Je marquai une pause profitant de l’émoi du Maître en modernité, car il savait se montrer émotif… parfois. A ce moment précis, il me parut même être réellement « estomaqué ». Et puis, avant qu’il ne se reprenne, « j’enchaînai ».
Je dois avouer qu’un certain nombre de suppositions et de faits que vous avez avancés au début de votre exposé m’ont fortement interpelé, voire même troublé, notamment au sujet du vide et de ses fluctuations quantiques, et puis aussi à propos du champ d’énergie primordiale, le champ de Higgs bien sûr. Je n’ai pu m’empêcher de rapprocher tout ceci de certains points de l’Hindouisme sur lesquels je suis peut-être passé un peu rapidement. Enfin, vous vous en doutiez bien que j’allais y revenir à l’Hindouisme, non ?

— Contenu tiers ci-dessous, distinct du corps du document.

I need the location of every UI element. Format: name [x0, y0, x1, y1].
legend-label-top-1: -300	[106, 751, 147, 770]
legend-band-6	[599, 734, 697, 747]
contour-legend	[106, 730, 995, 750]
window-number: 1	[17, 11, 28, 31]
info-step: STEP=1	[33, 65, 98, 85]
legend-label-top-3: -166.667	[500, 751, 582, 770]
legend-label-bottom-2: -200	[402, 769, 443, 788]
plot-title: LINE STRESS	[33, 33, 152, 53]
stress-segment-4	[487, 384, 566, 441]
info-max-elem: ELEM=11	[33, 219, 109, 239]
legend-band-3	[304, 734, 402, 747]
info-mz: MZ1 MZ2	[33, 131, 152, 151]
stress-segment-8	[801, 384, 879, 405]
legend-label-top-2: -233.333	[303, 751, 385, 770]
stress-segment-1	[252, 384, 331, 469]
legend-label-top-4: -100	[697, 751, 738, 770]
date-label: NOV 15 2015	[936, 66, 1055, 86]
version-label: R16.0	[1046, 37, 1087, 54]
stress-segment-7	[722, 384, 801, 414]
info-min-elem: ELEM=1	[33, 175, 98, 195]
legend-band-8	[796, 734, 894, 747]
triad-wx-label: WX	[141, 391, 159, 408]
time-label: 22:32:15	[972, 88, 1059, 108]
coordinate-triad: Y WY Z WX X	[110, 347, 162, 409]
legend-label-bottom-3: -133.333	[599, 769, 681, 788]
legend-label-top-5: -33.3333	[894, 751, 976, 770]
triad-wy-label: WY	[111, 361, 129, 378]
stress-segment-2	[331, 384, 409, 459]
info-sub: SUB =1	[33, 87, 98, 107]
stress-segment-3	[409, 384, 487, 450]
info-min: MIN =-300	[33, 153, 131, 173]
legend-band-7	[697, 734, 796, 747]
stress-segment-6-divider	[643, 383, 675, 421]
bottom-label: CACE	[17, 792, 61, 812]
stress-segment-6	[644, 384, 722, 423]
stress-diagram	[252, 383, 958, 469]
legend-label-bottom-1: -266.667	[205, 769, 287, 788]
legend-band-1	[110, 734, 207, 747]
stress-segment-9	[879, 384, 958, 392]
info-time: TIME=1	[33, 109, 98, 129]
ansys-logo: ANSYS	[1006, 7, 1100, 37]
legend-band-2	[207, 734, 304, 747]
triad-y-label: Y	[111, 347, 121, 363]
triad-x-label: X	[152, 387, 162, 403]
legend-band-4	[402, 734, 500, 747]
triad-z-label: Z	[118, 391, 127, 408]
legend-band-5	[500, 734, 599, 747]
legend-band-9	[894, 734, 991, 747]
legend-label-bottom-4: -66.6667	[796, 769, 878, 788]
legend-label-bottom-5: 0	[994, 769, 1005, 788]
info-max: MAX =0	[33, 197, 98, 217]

Il hocha la tête tout en affichant une moue si ce n’est réprobatrice tout du moins fortement modératrice. Décidément, même si le rapprochement était tentant, le Védisme et l’Hindouisme ne l’enthousiasmaient vraiment pas. Je ne sais pas pourquoi. Il ne s’agissait pas de faire une déclaration de foi envers une quelconque déité mais plutôt de se pencher sur une cosmogonie et une philosophie tout à fait dignes d’intérêt de par leur poésie. Il me laissait tout du même du « champ » pour m’exprimer, mais…avec modération.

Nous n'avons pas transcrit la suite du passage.